In December 1996, Mugoya and his godfathers must have looked around and realized they needed some ‘little’ money for Christmas. What to do? Call NSSF of course. So six days before Christmas, the NSSF Boar of Trustees was prevailed upon to add Mugoya a further Shs 410 million ostensibly to offset the cost of connecting utilities to the estate.

It would appear that Mugoya had a voracious appetite for cash because besides getting almost limitless amounts of money from NSSF, he had also gotten a loan facility with the Kenya Commercial bank (KCB) for the same project that NSSF had already overpaid him for.

Through KCB, Mugoya was advanced a further Shs 1.3 billion as the country neared the 1997 general election.

And by March 2003, Mugoya engineering & Construction Company had pocketed a whooping Shs 12.4 billion for a project which had initially been budgeted to cost just Shs 2.5 billion.

It was on the basis of such issues as well as James Mugoya’s own – and his company’s- indebtedness to KCB that the firm that once strut across the country’s construction sites like the untouchable colossus it once was is now under receivership and its proprietor has been arrested.

In its recommendations, NSSF Board of Trustee, Naftali Mogere had justifiably apportioned blame for the Fund’s massive losses and at the same time made number of suggestions on how to deal with the Embakasi housing project aftermath.

Among the suggestions was the need for Kenya Anti Corruption Commission (KACC) to institute investigations to establish who the real force and beneficiaries behind Beta Enterprises – the firm that sold an overpriced plot to NSSF – were besides on J.K. Chemoigat.
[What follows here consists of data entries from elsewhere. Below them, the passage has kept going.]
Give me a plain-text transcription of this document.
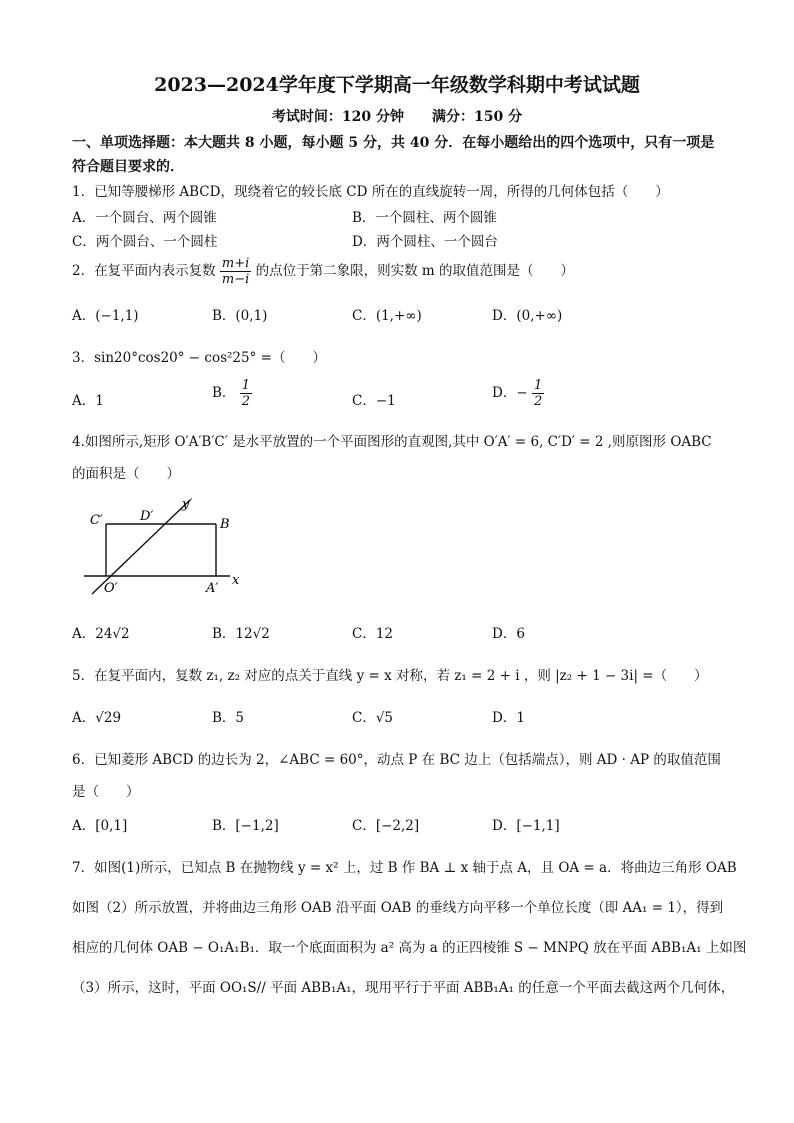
2023—2024学年度下学期高一年级数学科期中考试试题
考试时间：120 分钟　　满分：150 分
一、单项选择题：本大题共 8 小题，每小题 5 分，共 40 分．在每小题给出的四个选项中，只有一项是符合题目要求的．
1．已知等腰梯形 ABCD，现绕着它的较长底 CD 所在的直线旋转一周，所得的几何体包括（　　）
A．一个圆台、两个圆锥	B．一个圆柱、两个圆锥
C．两个圆台、一个圆柱	D．两个圆柱、一个圆台
2．在复平面内表示复数 $\frac{m+i}{m-i}$ 的点位于第二象限，则实数 m 的取值范围是（　　）
A．(−1,1)	B．(0,1)	C．(1,+∞)	D．(0,+∞)
3．sin20°cos20° − cos²25° =（　　）
A．1	B． $\frac{1}{2}$	C．−1	D．− $\frac{1}{2}$
4.如图所示,矩形 O′A′B′C′ 是水平放置的一个平面图形的直观图,其中 O′A′ = 6, C′D′ = 2 ,则原图形 OABC
的面积是（　　）
C′	D′
y′
B
O′	A′
x
A．24√2	B．12√2	C．12	D．6
5．在复平面内，复数 z₁, z₂ 对应的点关于直线 y = x 对称，若 z₁ = 2 + i ，则 |z₂ + 1 − 3i| =（　　）
A．√29	B．5	C．√5	D．1
6．已知菱形 ABCD 的边长为 2，∠ABC = 60°，动点 P 在 BC 边上（包括端点），则 AD · AP 的取值范围
是（　　）
A．[0,1]	B．[−1,2]	C．[−2,2]	D．[−1,1]
7．如图(1)所示，已知点 B 在抛物线 y = x² 上，过 B 作 BA ⊥ x 轴于点 A，且 OA = a．将曲边三角形 OAB
如图（2）所示放置，并将曲边三角形 OAB 沿平面 OAB 的垂线方向平移一个单位长度（即 AA₁ = 1），得到
相应的几何体 OAB − O₁A₁B₁．取一个底面面积为 a² 高为 a 的正四棱锥 S − MNPQ 放在平面 ABB₁A₁ 上如图
（3）所示，这时，平面 OO₁S// 平面 ABB₁A₁，现用平行于平面 ABB₁A₁ 的任意一个平面去截这两个几何体，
Other valuations had put the market price of the plot a maximum of Shs 500M although NSSF paid Shs 980M for it thus an overpayment of Shs 480M.

Will NSSF and others who lost their money through Mugoya’s over-inflated contracts ever recover their money? Will the real culprits behind the massive NSSF fraud ever be brought to book? Only time- and political willingness on the part of the government as well as anti-corruption bodies-will tell.